The building was a smaller version of Julio’s high school: three stories of brick, this time dark red, whose sprawling wings were surrounded by asphalt that once might have been lawns. The paved areas had that grimy, tired look given by a lot of wear over a lot of years, and in the corners the wind had blown trash into little piles that gave a slightly ominous feel. It was as if the ghosts of boys who had gathered there in packs before school or during PE were still waiting to jump an isolated kid. The unyielding brick and asphalt, the sense of isolated corners and empty corridors where dark things could happen, the rows and rows of square windows that seemed to mask staring eyes, all brought back a feeling Wager had forgotten, and he could almost see himself in that first year of junior high school, a skinny runt who despite his name wasn’t one of the Anglos, and despite his skin wasn’t one of the Hispanics. And in the fights between the two, he had ended up battling both. That hadn’t left much time for what he was supposed to be learning from books and classes, and looking back on it, he guessed that was another of the reasons he finally gave up on high school: that lost year when studies had been outweighed by survival. Not that he’d cared enough about schoolwork to try and make it up, but that’s what the rigidity and grayness of this soiled building reminded him of.

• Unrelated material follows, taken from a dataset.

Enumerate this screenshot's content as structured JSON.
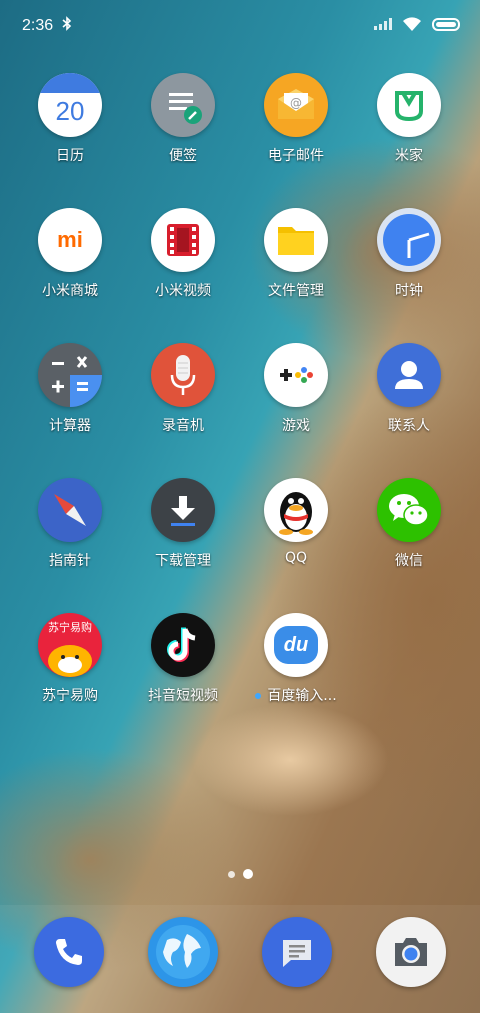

And the memory made the swarm of open-mouthed adolescent faces that filled the hallway seem half-familiar; among the gabbling swagger of many of the boys and the self-contained alertness of the budding girls he saw faces he almost recognized, and lives he could almost read.
He had a pretty good idea about the lives of the three kids sitting on hard chairs in the waiting room of the counselor’s office, too. They eyed him when he came in, a mixture of suspicion and curiosity half-masked by a show of worldly carelessness.
“Gentlemen,” Wager nodded.
Two nodded back. One just stared defensively.
Wager knocked on the door whose plastic name plate said Mr. Hoyer. A voice said “Come in,” and Wager did. Hoyer was a large man whose skin glistened with its own blackness. His thick hand wrapped around Wager’s in a brief, strong grip, and he nodded to one of the chairs placed in front of the desk. “The three boys are waiting for you.”
“I saw them. How well did you know Hocks?”
The man’s forehead wrinkled in a shrug, and Wager noted the glint of a scar leading into the short, graying hair. There were a few more tiny cuts in the puffy flesh beneath his eyes, like an ex-boxer might have. “I didn’t have any official contact with him; he was doing all right in his schoolwork, I hear—one of the better students, in fact. But I did ask around, and”—another shrug—“he had some money coming from somewhere. You know, talking big, flashing it around. Lord knows he didn’t get much from his mama, so it’s probably like you suspected—he was working the street for somebody.”